= Transshipment (information security) =

Technique for intercepting software attacks

In information security, transshipment is a technique for protecting software services and applications by ensuring they only receive data that they are known to be able to handle safely. The term is analogous to that in the logistics industry where cargo is offloaded from one means of transport and on to another at a port of entry. With transshipment, information is extracted from the data used to send it and then encoded as data that can be handled safely.

== Method ==

With transshipment, messages are intercepted and the business information they carry is extracted. This information is then encoded in a new message using a data format that the receiving application can safely handle.

== Example ==

For example, an email client may be known to handle messages with a simple structure without failure but not the full generality allowed by the standards. Transshipment can then be used to protect the mail client from attackers who can exploit weaknesses in its ability to handle the general case. The transshipment process extracts the business information in the email messages and creates a new message that conveys the same information but using simple structures. So the mail client is protected without knowing details of any weaknesses in its implementation.

== Implementation ==

The transshipment function must handle any and all data sent to it by potential attackers.

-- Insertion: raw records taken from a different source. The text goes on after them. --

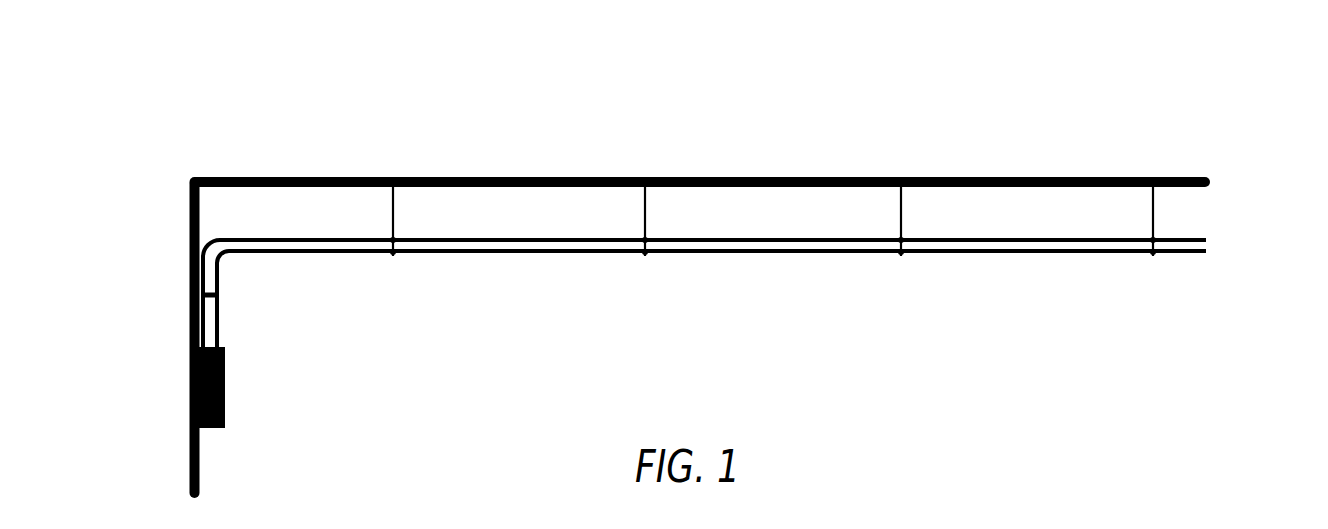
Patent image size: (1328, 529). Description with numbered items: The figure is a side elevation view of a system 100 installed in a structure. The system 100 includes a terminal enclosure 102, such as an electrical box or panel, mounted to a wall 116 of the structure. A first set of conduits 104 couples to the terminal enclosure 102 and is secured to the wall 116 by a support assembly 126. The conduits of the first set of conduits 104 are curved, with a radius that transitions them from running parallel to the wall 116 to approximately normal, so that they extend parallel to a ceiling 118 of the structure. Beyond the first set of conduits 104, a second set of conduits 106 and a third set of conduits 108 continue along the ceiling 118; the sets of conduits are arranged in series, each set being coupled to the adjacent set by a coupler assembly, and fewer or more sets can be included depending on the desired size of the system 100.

The system 100 is at (1180, 108).
The terminal enclosure 102 is at (190, 367).
The first set of conduits 104 is at (308, 310).
The second set of conduits 106 is at (891, 290).
The third set of conduits 108 is at (1219, 300).
The wall 116 is at (190, 230).
The ceiling 118 is at (438, 177).
The support assembly 126 is at (215, 300).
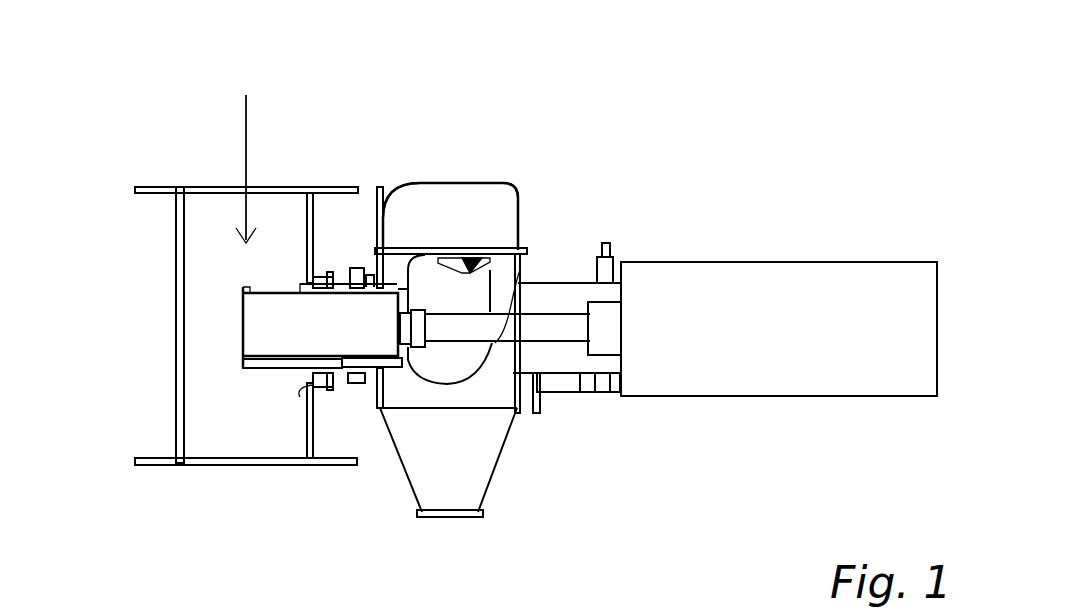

To be useful the function must be implemented without it being vulnerable to attack. This can be achieved by using Guard technology that separates the implementation into three parts - a destination proxy that interacts with the message originator and extracts the business information from messages, a verifier and a source proxy that creates a new message to carry the business information and interacts with the message recipient. The verifier's role is to ensure that the source proxy is only presented with the business information using the simple data format it is expecting. As a result, the attack surface is limited to the verifier's interface and that part of the source proxy's interface which is visible through the verifier.

== Advantages ==

Unlike antivirus software the use of transshipment defends against unknown attacks, and hence zero-day attacks, and does not require routine updates to signatures or Heuristics.